Mr. Knussen, who prefers to be called "Olly," is an enormous man who at first made me think of Fafner from Wagner's Rheingold, before he turns himself into a dragon. Once you get past the imposing appearance, though, Olly is more like Arthur Dent from The Hitchhiker's Guide: a sweet and funny man with a healthy appreciation for the absurd. He is constantly making funny quips and asides during rehearsals, about anything from the brass section's mutes to the politically incorrect rehearsal letters ('SS', 'KKK'). Things can get silly at times, but the effect is to set everyone at ease. Working with Olly helps me to appreciate the levity and humor at play in his music, and the music of other supposedly severe serial composers.
Any composer of an opera entitled Higglety Pigglety Pop! would need a great sense of humor. Knussen wrote that opera in 1985, based on a Maurice Sendak story, then adapted it into an orchestral suite called The Way to Castle Yonder, the first piece on tonight's program. It's a curious combination of the whimsical and sophisticated - the New Grove Dictionary has this to say about it:
Here the predominant use of all-interval tetrachords linked into octatonic chains gives rise to a harmonic palette which allows Knussen to incorporate brief allusions to similarly construed passages from Musorgsky or Debussy without any sense of stylistic incongruity.Yikes. That article was written by composer Julian Anderson, whose piece The Book of Hours will represent the youngest generation on tonight's program. Thankfully Anderson's music is rarely as thorny as that sentence. His piece is for a small orchestra with lots of electronic sounds - the second part begins with a scratchily rendered recording of the first part; later an "electronic interlude" several minutes long takes over from the live performers, but we get to finish the piece with a jaunty viola jig.

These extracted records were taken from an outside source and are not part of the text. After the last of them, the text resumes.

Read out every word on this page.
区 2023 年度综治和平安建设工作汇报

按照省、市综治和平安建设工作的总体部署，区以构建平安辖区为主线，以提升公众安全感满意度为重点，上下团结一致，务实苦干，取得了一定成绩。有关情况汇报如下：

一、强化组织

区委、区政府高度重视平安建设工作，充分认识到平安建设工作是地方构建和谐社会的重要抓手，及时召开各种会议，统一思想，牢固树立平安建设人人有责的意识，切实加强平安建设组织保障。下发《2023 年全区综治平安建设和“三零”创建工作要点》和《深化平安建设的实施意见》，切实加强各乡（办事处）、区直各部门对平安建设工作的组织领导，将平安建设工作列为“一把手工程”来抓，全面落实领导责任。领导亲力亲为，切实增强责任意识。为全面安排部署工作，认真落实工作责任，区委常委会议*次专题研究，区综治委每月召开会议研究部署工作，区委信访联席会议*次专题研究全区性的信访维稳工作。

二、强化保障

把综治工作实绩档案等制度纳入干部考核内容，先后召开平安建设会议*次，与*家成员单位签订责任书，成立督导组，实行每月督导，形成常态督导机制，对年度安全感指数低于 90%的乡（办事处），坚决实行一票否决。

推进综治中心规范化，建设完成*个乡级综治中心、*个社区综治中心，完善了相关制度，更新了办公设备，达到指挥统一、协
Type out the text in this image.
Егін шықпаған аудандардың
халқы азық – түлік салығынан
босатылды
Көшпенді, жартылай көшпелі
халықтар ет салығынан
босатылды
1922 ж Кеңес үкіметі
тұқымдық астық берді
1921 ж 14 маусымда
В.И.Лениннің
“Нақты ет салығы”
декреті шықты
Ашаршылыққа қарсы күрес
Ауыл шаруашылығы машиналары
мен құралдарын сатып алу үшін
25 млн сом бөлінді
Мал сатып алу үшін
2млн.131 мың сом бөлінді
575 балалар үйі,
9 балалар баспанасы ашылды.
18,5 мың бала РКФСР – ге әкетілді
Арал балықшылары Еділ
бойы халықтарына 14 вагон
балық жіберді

The younger composers' pieces bracket two longer works by Gunther Schuller. Actually a generation separates those two Schuller pieces, Seven Studies on Themes of Paul Klee and Of Reminiscences and Reflections, written respectively in 1959 and 1994. The continuity I hear is mainly in their borrowings from eclectic sources - renaissance polyphony, bebop and free jazz, traditional Arabic music... I like what the New Grove says about the later piece:
In every dimension, [Schuller] has insisted that music be meaningful and engage humanity’s full range of experiences and aspirations. This objective is strikingly exemplified in Of Reminiscences and Reflections, which won the Pulitzer Prize in 1994. An angry and elegiac work, which broke a year of compositional silence following the death of his wife, it conceals within its textures references to music he and his wife experienced together; it is music about the meaning of music.Both Schuller and Knussen were eager to proclaim their love of double basses - apropos of Knussen's request for a more emphatic low E-flat during an early rehearsal, Schuller told us, "I love the bass - you must know the Quartet for Double Basses I wrote!" Knussen said: "I love the bass too, my father was a bass player!" My stand partner, James, added, "I play the bass!" It was just that kind of corny week I guess.
Anyone interested in reading more about Olly Knussen should check out an online interview, "The fantastical world of Oliver Knussen." I also just discovered a website about the fantastical world of new music in general, NewMusicBox. It features a profusion of news and longer articles - last time I was there I found some thoughtful comments by John Adams, written during rehearsals for Doctor Atomic.
1 comment:
Cool program! How's Gunther doing? I've been listening to his String Quartet No.3 (Emerson Quartet recording) quite a bit lately, and we played the Klee Studies last spring. Wild piece of music, and it very much identifies itself as being Schuller. He can actually make an orchestra sound like a big band, and that Twittering Machine movement is off the hook.